Doxazosin Gegenanzeigen

Doxazosin darf nicht angewendet werden bei:

  • Überempfindlichkeit gegen den Wirkstoff oder ähnliche Substanzen wie die Chinazoline Prazosin oder Terazosin (ebenfalls Alpha-Sympatholytika)
  • Patienten mit gutartiger Prostatavergrößerung und niedrigem Blutdruck in der Vorgeschichte
  • Patienten mit gutartiger Prostatavergrößerung und Blutdruckabfällen nach Lagewechsel (zum Beispiel beim Aufrichten vom Liegen oder Sitzen in den Stand) in der Vorgeschichte
  • Patienten mit gutartiger Prostatavergrößerung, die an Stauungen der oberen Harnwege (wie Harnleiterverengungen) leiden
  • Patienten mit gutartiger Prostatavergrößerung und einer chronischen Harnwegsinfektion
  • Patienten mit gutartiger Prostatavergrößerung und Blasensteinen.

Von einer Anwendung wird vorsorglich ebenfalls abgeraten bei Patienten mit:

  • Überlaufblase
  • vermindertem Harnabgang (Anurie
  • fortschreitender Nierenfunktionsschwäche.

Patienten mit salzarmer Diät oder einer entwässernden Therapie (Diuretikabehandlung) haben vermutlich ein erhöhtes Risiko für das Auftreten von Blutdruckabfällen nach Lagewechsel (zum Beispiel beim Aufrichten vom Liegen oder Sitzen in den Stand). Diese Patienten sollten deshalb sorgfältig ärztlich überwacht werden.

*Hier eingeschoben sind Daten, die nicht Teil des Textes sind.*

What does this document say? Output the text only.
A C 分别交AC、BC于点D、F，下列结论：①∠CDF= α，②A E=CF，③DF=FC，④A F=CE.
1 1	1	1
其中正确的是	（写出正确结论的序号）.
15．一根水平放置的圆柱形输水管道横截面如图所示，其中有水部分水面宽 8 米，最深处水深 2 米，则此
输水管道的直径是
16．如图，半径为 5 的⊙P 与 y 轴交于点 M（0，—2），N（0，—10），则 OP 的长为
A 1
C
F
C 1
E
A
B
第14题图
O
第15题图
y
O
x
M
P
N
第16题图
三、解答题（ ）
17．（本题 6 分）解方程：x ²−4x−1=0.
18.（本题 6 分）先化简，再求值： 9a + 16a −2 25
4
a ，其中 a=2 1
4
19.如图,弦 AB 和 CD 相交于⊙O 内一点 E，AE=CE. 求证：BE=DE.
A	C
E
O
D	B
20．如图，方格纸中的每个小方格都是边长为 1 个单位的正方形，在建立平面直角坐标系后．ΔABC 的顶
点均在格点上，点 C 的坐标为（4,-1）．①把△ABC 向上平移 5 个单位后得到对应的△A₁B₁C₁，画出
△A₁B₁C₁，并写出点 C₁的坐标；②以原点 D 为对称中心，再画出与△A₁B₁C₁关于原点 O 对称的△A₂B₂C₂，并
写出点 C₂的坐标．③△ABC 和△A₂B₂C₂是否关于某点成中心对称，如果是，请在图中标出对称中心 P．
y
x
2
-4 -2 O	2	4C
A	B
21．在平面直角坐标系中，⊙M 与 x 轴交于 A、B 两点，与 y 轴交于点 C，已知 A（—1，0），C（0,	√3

Wegen der gefäßerweiternden Wirkung von Doxazosin sollte der Wirkstoff bei folgenden herzbedingten Notfallsituationen nur mit ärztlicher Vorsicht eingesetzt werden:

  • Wasseransammlung im Lungengewebe (Lungenödem) durch Verengungen der Aortenklappe oder der Mitralklappe
  • Herzmuskelschwäche, weil der Durchblutungsbedarf der Organe aufgrund anderer Erkrankungen nicht mehr gedeckt werden kann (wie zum Beispiel bei Blutarmut oder Schilddrüsenüberfunktion)
  • Herzmuskelschwäche des rechten Herzens, bedingt durch Verschluss eines Lungenblutgefäßes (Lungenembolie) oder einer Flüssigkeitsansammlung im Herzbeutel (Perikarderguss)
  • Herzmuskelschwäche des linken Herzens mit niedrigem Füllungsdruck.
Patienten mit schwerer Herzkranzgefäßverengung (koronarer Herzerkrankung) müssen besonders sorgfältig vom Arzt überwacht werden. Bei ihnen kann ein zu rascher oder zu hoher Blutdruckabfall zu einer Verschlechterung der Angina pectoris-Beschwerden (sogenannte Brustenge oder Herzenge) führen.

Ärztliche Vorsicht ist ebenfalls angebracht bei Patienten, die gleichzeitig leberstoffwechselbeeinflussende Medikamente erhalten (wie Cimetidin zur Behandlung bei Magenschleimhautentzündung).

Patienten mit schwerer Leberfunktionseinschränkung sollten aufgrund fehlender Erfahrungen nicht mit Doxazosin behandelt werden. Bei Patienten mit  leichter bis mäßig eingeschränkter Leberfunktion sollte vor Behandlungsbeginn eine Nutzen-Risiko-Abwägung erfolgen. Entscheidet sich der Arzt für eine Behandlung mit Doxazosin, sollte diese vorsichtig erfolgen.

Doxazosin bei Schwangerschaft & Stillzeit

Während der Schwangerschaft sollte Doxazosin aufgrund mangelnder Erfahrung mit der Anwendung bei schwangeren Frauen nur nach ärztlicher Nutzen-Risiko-Abwägung angewendet werden.

Es ist nicht bekannt, ob Doxazosin beim Menschen in die Muttermilch beim Menschen übergeht.  Tierversuche legen diese Vermutung aber nahe. Deshalb sollte der Wirkstoff nicht von stillenden Frauen angewendet werden. Wenn der Arzt eine Therapie für unumgänglich hält, muss vor Behandlungsbeginn abgestillt werden.

Doxazosin und Kinder

Doxazosin ist für die Behandlung von Kindern nicht geeignet.